From here, the film goes off the rails in ways that will make viewers’ heads spin. Fred and Ma track Bryon and Julie down to confirm he let the Muslims go free. Things go sideways and there’s shooting, and an unintentionally hilarious hospital room scene between Fred and Bryon. There is an attack on Bryon and Julie’s home with crude spray-painted slogans and animal cruelty that bests any depictions of violence toward humans in the film. And then there is a crazy encounter at a hotel pool between Bryon and Desiree that escalates in to some startling physical violence.

Throughout all of these mind-boggling moments, Nattiv keeps intercutting sequences of Bryon undergoing 612 days of an excruciating tattoo removal process. Sitting through “Skin” is painful enough without hearing Bryon’s screaming and seeing closeups of the treatment.

Nattiv really wants to rub the viewer’s nose in all this.
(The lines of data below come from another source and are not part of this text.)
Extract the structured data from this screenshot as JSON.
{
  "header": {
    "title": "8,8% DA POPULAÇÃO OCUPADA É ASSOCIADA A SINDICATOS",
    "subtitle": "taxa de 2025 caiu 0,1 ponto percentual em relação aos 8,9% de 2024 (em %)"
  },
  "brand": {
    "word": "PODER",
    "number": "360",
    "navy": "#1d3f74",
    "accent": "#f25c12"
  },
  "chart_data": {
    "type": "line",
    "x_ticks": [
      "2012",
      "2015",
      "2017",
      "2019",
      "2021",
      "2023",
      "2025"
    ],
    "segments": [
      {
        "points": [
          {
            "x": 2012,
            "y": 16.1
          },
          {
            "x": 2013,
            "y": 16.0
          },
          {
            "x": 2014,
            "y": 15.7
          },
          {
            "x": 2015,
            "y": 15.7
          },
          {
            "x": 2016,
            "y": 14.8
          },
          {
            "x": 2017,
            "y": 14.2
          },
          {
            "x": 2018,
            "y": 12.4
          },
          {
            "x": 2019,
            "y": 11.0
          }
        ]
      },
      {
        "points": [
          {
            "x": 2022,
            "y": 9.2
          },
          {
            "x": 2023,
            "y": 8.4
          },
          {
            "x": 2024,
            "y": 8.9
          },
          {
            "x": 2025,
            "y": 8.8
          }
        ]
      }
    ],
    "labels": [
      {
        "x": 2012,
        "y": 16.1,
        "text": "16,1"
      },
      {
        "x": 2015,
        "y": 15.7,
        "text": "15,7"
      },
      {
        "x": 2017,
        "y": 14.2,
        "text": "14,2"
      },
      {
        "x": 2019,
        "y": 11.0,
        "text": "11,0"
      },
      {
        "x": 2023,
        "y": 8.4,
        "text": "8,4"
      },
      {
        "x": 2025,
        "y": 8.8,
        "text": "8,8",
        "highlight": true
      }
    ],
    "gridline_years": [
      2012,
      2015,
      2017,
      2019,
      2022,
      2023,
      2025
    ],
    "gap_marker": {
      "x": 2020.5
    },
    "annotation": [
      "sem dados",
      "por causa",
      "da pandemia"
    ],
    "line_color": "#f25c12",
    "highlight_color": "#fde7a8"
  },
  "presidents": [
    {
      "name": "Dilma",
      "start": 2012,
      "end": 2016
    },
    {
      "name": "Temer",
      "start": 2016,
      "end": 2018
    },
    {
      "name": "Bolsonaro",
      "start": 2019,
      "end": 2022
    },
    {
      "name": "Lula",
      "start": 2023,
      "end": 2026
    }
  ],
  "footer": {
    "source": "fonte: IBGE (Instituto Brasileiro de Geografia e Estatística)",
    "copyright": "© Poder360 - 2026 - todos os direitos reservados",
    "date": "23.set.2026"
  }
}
But to what end? The film feels completely disingenuous. Jenkins’ One People's Project is important, but the film does not show how Jenkins “turned” Bryon. Nattiv suggests it was the skinhead’s his love for Julie that made him change his mind about being racist. Jenkins only helped him find an exit strategy.
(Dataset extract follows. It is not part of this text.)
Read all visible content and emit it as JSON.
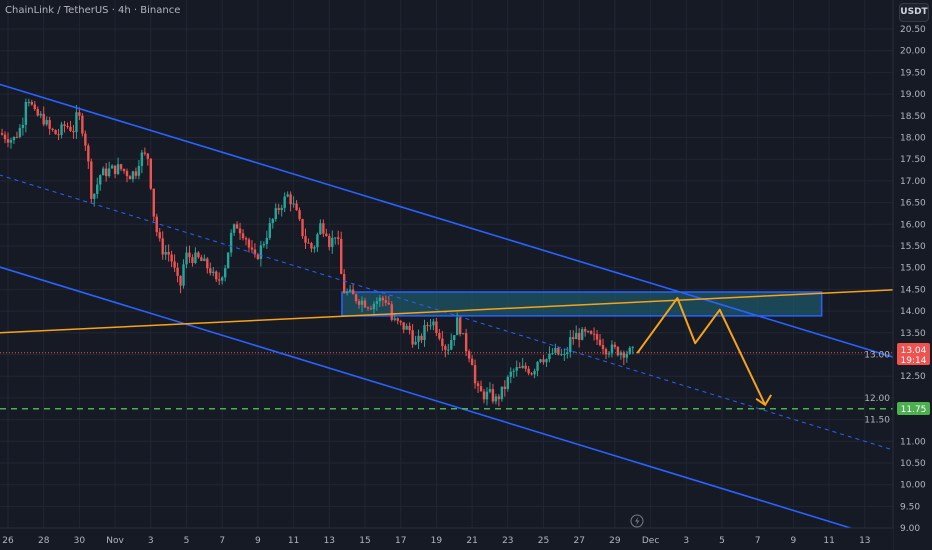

To his credit, Jamie Bell gives a fully committed performance as Bryon despite being sabotaged by Nattiv’s feeble script and direction. Likewise, Danielle Macdonald is best in fierce mama bear mode. In support, Vera Farmiga is coolly sinister in her thankless role.

“Skin” is a superficial and disappointing look at a person, a topic, and an organization that deserve a better, more nuanced portrayal than what Nattiv delivers. This is why “Skin” is so enraging. It can only be hate-watched.